My Radio Days

I just read this great piece by Michael Byrne on Motherboard:

The DJ Is Dead; Long Live The DJ: How the Cloud Is Changing Music

 I liked this graph:

The other thing I wonder about is community. I think there is a thing to radio that has nothing to do with listening to a song. It has to do with with doing something with other people at the same time. As very, very imperfect as it is, our 92Q here in Baltimore is a thing that brings a great many people together. It’s not exactly a peaceful or equal togetherness, but there is a shared identity there. It is a way that we can feel together with people that we may not know, but have Baltimore in common. The cloud is about individuation, on the other hand. Every listener their own station.

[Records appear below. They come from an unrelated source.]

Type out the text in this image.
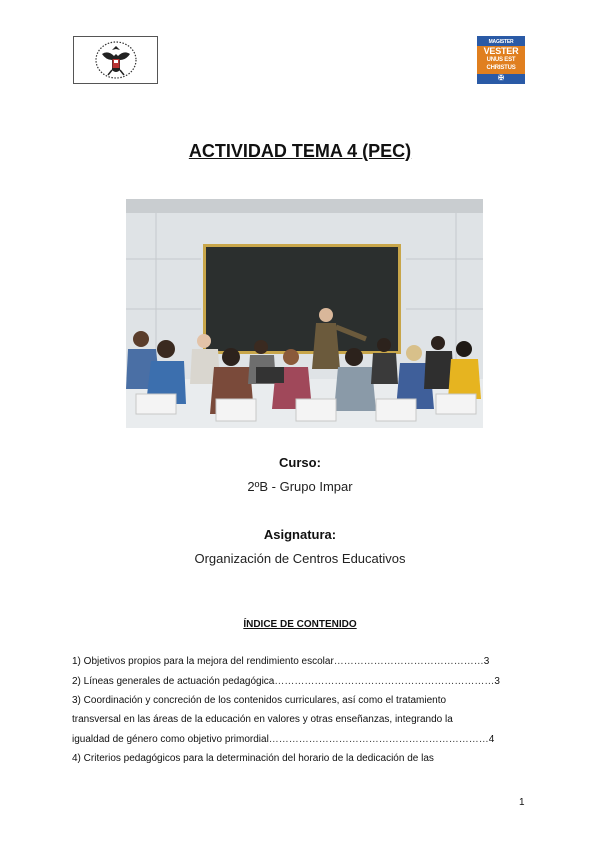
MAGISTER
VESTER
UNUS EST
CHRISTUS
✠
ACTIVIDAD TEMA 4 (PEC)
Curso:
2ºB - Grupo Impar
Asignatura:
Organización de Centros Educativos
ÍNDICE DE CONTENIDO
1) Objetivos propios para la mejora del rendimiento escolar………………………………………3
2) Líneas generales de actuación pedagógica…………………………………………………………3
3) Coordinación y concreción de los contenidos curriculares, así como el tratamiento
transversal en las áreas de la educación en valores y otras enseñanzas, integrando la
igualdad de género como objetivo primordial…………………………………………………………4
4) Criterios pedagógicos para la determinación del horario de la dedicación de las
1
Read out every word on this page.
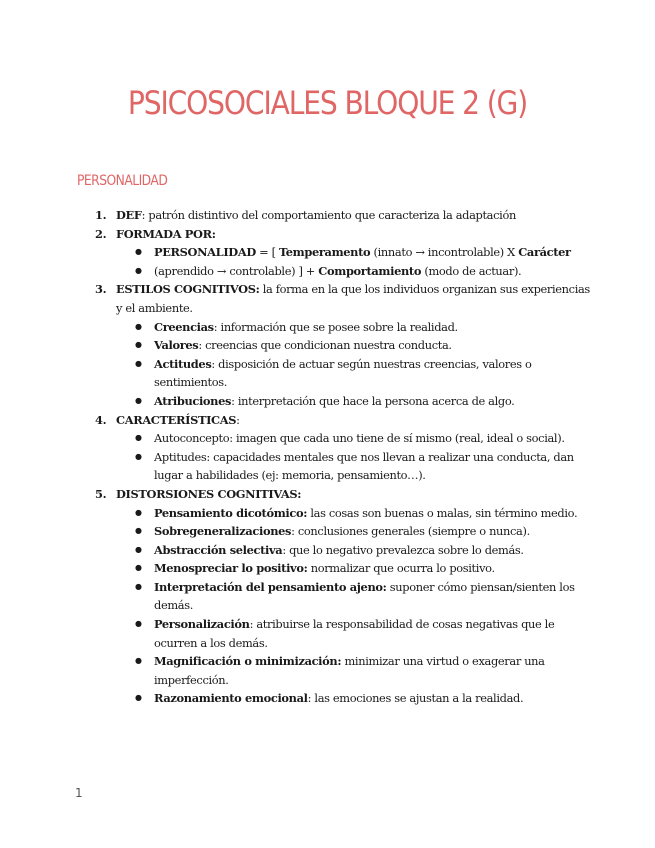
PSICOSOCIALES BLOQUE 2 (G)
PERSONALIDAD
1. DEF: patrón distintivo del comportamiento que caracteriza la adaptación
2. FORMADA POR:
● PERSONALIDAD = [ Temperamento (innato → incontrolable) X Carácter
● (aprendido → controlable) ] + Comportamiento (modo de actuar).
3. ESTILOS COGNITIVOS: la forma en la que los individuos organizan sus experiencias y el ambiente.
● Creencias: información que se posee sobre la realidad.
● Valores: creencias que condicionan nuestra conducta.
● Actitudes: disposición de actuar según nuestras creencias, valores o sentimientos.
● Atribuciones: interpretación que hace la persona acerca de algo.
4. CARACTERÍSTICAS:
● Autoconcepto: imagen que cada uno tiene de sí mismo (real, ideal o social).
● Aptitudes: capacidades mentales que nos llevan a realizar una conducta, dan lugar a habilidades (ej: memoria, pensamiento…).
5. DISTORSIONES COGNITIVAS:
● Pensamiento dicotómico: las cosas son buenas o malas, sin término medio.
● Sobregeneralizaciones: conclusiones generales (siempre o nunca).
● Abstracción selectiva: que lo negativo prevalezca sobre lo demás.
● Menospreciar lo positivo: normalizar que ocurra lo positivo.
● Interpretación del pensamiento ajeno: suponer cómo piensan/sienten los demás.
● Personalización: atribuirse la responsabilidad de cosas negativas que le ocurren a los demás.
● Magnificación o minimización: minimizar una virtud o exagerar una imperfección.
● Razonamiento emocional: las emociones se ajustan a la realidad.
1
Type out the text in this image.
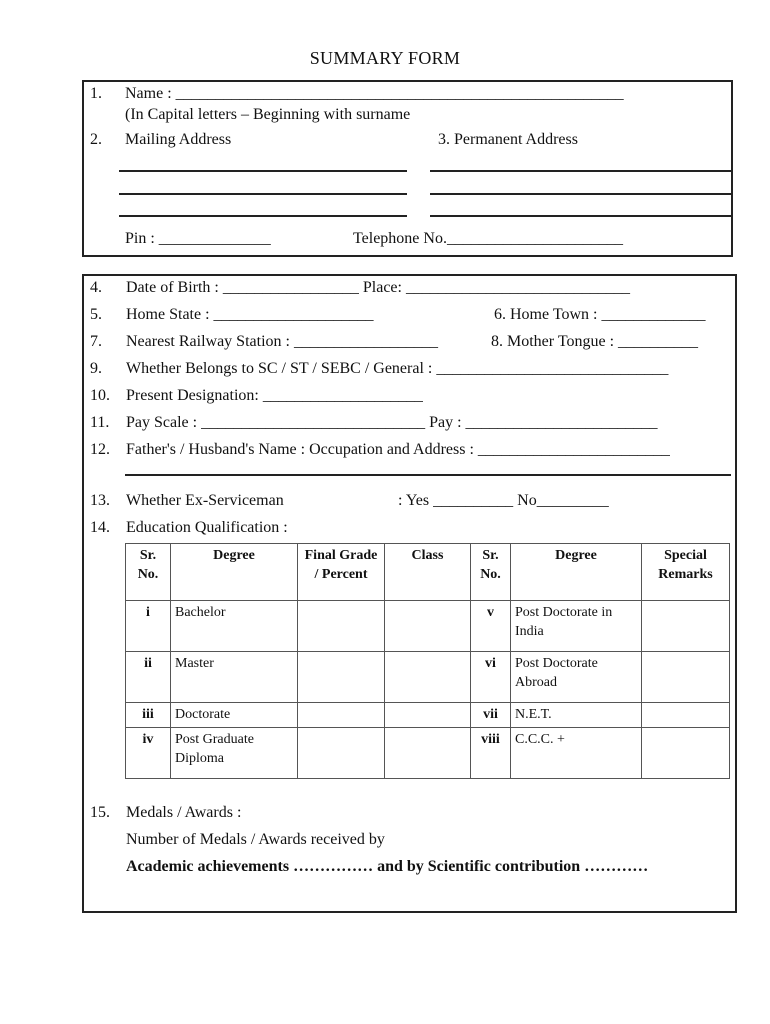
SUMMARY FORM
1. Name : ________________________________________________________
(In Capital letters – Beginning with surname
2. Mailing Address	3. Permanent Address
Pin : ______________	Telephone No.______________________
4. Date of Birth : _________________ Place: ____________________________
5. Home State : ____________________	6. Home Town : _____________
7. Nearest Railway Station : __________________	8. Mother Tongue : __________
9. Whether Belongs to SC / ST / SEBC / General : _____________________________
10. Present Designation: ____________________
11. Pay Scale : ____________________________ Pay : ________________________
12. Father's / Husband's Name : Occupation and Address : ________________________
13. Whether Ex-Serviceman	: Yes __________ No_________
14. Education Qualification :
Sr. No.	Degree	Final Grade / Percent	Class	Sr. No.	Degree	Special Remarks
i	Bachelor			v	Post Doctorate in India	
ii	Master			vi	Post Doctorate Abroad	
iii	Doctorate			vii	N.E.T.	
iv	Post Graduate Diploma			viii	C.C.C. +	
15. Medals / Awards :
Number of Medals / Awards received by
Academic achievements …………… and by Scientific contribution …………
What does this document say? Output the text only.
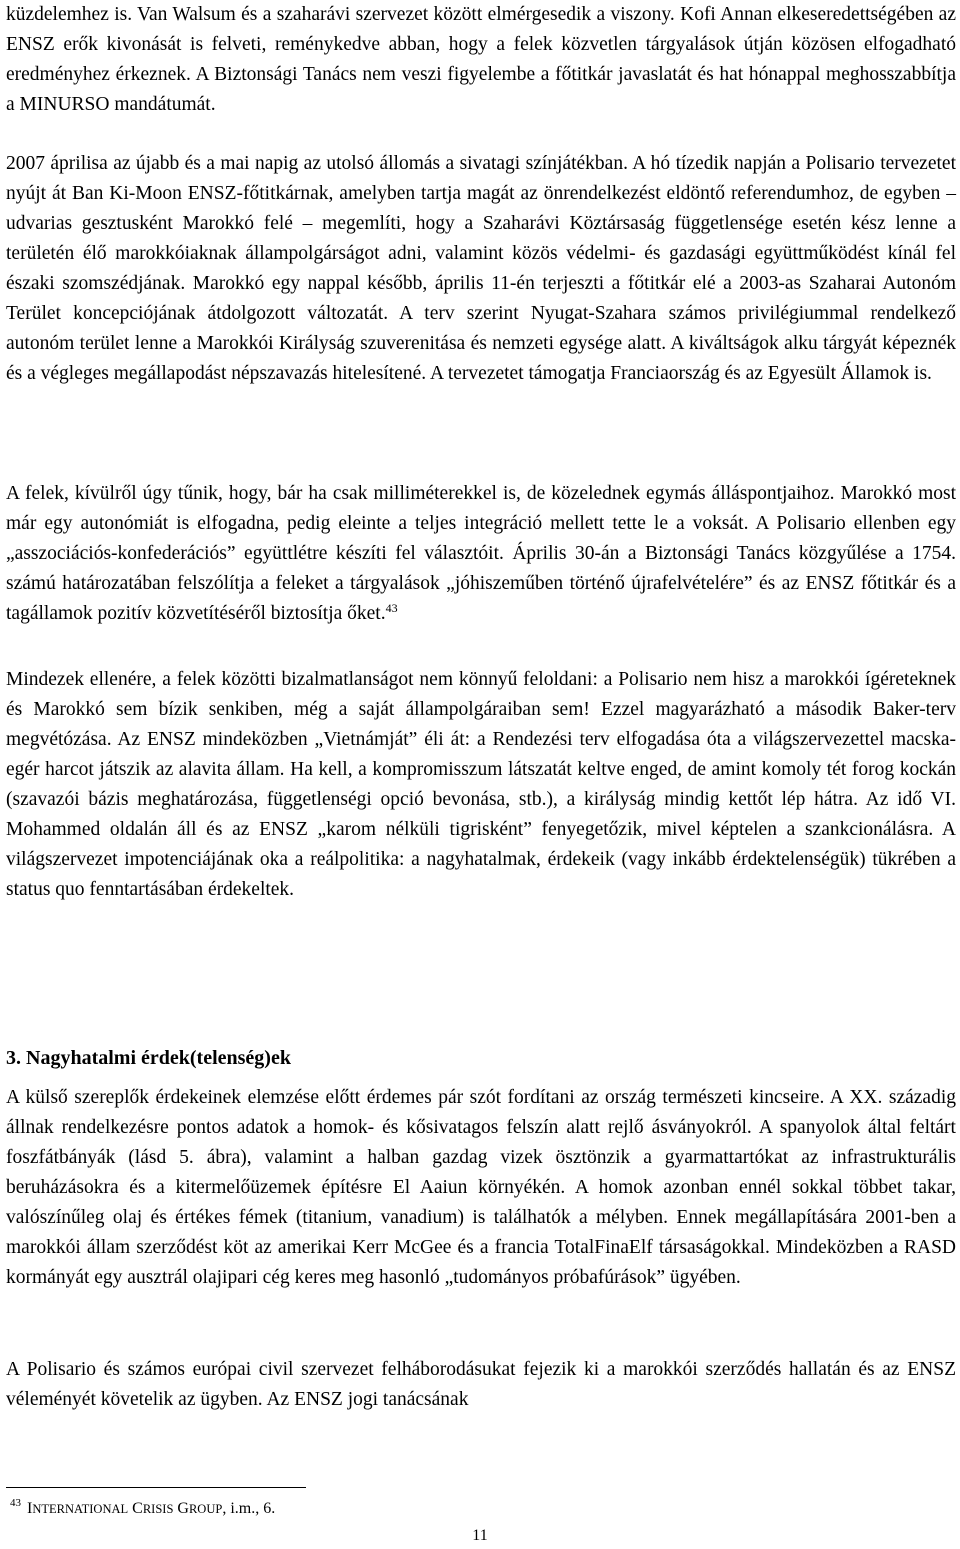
küzdelemhez is. Van Walsum és a szaharávi szervezet között elmérgesedik a viszony. Kofi Annan elkeseredettségében az ENSZ erők kivonását is felveti, reménykedve abban, hogy a felek közvetlen tárgyalások útján közösen elfogadható eredményhez érkeznek. A Biztonsági Tanács nem veszi figyelembe a főtitkár javaslatát és hat hónappal meghosszabbítja a MINURSO mandátumát.

2007 áprilisa az újabb és a mai napig az utolsó állomás a sivatagi színjátékban. A hó tízedik napján a Polisario tervezetet nyújt át Ban Ki-Moon ENSZ-főtitkárnak, amelyben tartja magát az önrendelkezést eldöntő referendumhoz, de egyben – udvarias gesztusként Marokkó felé – megemlíti, hogy a Szaharávi Köztársaság függetlensége esetén kész lenne a területén élő marokkóiaknak állampolgárságot adni, valamint közös védelmi- és gazdasági együttműködést kínál fel északi szomszédjának. Marokkó egy nappal később, április 11-én terjeszti a főtitkár elé a 2003-as Szaharai Autonóm Terület koncepciójának átdolgozott változatát. A terv szerint Nyugat-Szahara számos privilégiummal rendelkező autonóm terület lenne a Marokkói Királyság szuverenitása és nemzeti egysége alatt. A kiváltságok alku tárgyát képeznék és a végleges megállapodást népszavazás hitelesítené. A tervezetet támogatja Franciaország és az Egyesült Államok is.

A felek, kívülről úgy tűnik, hogy, bár ha csak milliméterekkel is, de közelednek egymás álláspontjaihoz. Marokkó most már egy autonómiát is elfogadna, pedig eleinte a teljes integráció mellett tette le a voksát. A Polisario ellenben egy „asszociációs-konfederációs” együttlétre készíti fel választóit. Április 30-án a Biztonsági Tanács közgyűlése a 1754. számú határozatában felszólítja a feleket a tárgyalások „jóhiszeműben történő újrafelvételére” és az ENSZ főtitkár és a tagállamok pozitív közvetítéséről biztosítja őket.$^{43}$

Mindezek ellenére, a felek közötti bizalmatlanságot nem könnyű feloldani: a Polisario nem hisz a marokkói ígéreteknek és Marokkó sem bízik senkiben, még a saját állampolgáraiban sem! Ezzel magyarázható a második Baker-terv megvétózása. Az ENSZ mindeközben „Vietnámját” éli át: a Rendezési terv elfogadása óta a világszervezettel macska-egér harcot játszik az alavita állam. Ha kell, a kompromisszum látszatát keltve enged, de amint komoly tét forog kockán (szavazói bázis meghatározása, függetlenségi opció bevonása, stb.), a királyság mindig kettőt lép hátra. Az idő VI. Mohammed oldalán áll és az ENSZ „karom nélküli tigrisként” fenyegetőzik, mivel képtelen a szankcionálásra. A világszervezet impotenciájának oka a reálpolitika: a nagyhatalmak, érdekeik (vagy inkább érdektelenségük) tükrében a status quo fenntartásában érdekeltek.

3. Nagyhatalmi érdek(telenség)ek

A külső szereplők érdekeinek elemzése előtt érdemes pár szót fordítani az ország természeti kincseire. A XX. századig állnak rendelkezésre pontos adatok a homok- és kősivatagos felszín alatt rejlő ásványokról. A spanyolok által feltárt foszfátbányák (lásd 5. ábra), valamint a halban gazdag vizek ösztönzik a gyarmattartókat az infrastrukturális beruházásokra és a kitermelőüzemek építésre El Aaiun környékén. A homok azonban ennél sokkal többet takar, valószínűleg olaj és értékes fémek (titanium, vanadium) is találhatók a mélyben. Ennek megállapítására 2001-ben a marokkói állam szerződést köt az amerikai Kerr McGee és a francia TotalFinaElf társaságokkal. Mindeközben a RASD kormányát egy ausztrál olajipari cég keres meg hasonló „tudományos próbafúrások” ügyében.

A Polisario és számos európai civil szervezet felháborodásukat fejezik ki a marokkói szerződés hallatán és az ENSZ véleményét követelik az ügyben. Az ENSZ jogi tanácsának

$^{43}$ INTERNATIONAL CRISIS GROUP, i.m., 6.
11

Every listener their own city.

I’ve never been much of a radio listener. At least, not since 1994. That was the year that Z100 called to offer me $1000 if I said “Z100-means-today’s-best-music-now-give-me-my-money” when I answered the phone, but I was at volleyball practice, so they left me a message on my answering machine telling me I didn’t win. If only I’d had a cell! Of course, it would’ve had to have been one of those Zack Morris phones:

Funny to think of that kind of promo now. Ah, the world pre-Twitter. At one point I had actually said the phrase on my answering machine. Point is, it was a distressing moment in my life. I’d listened to Z100 year after year. The Z Morning Zoo boomed from my Dream Machine clock radio each dawn, and then I was lulled to sleep by the sex doctor’s words of wisdom each night (only thing I recall from that education had to do with blow jobs and Halls cough drops). And here they called in the middle of the day! Didn’t they know my schedule?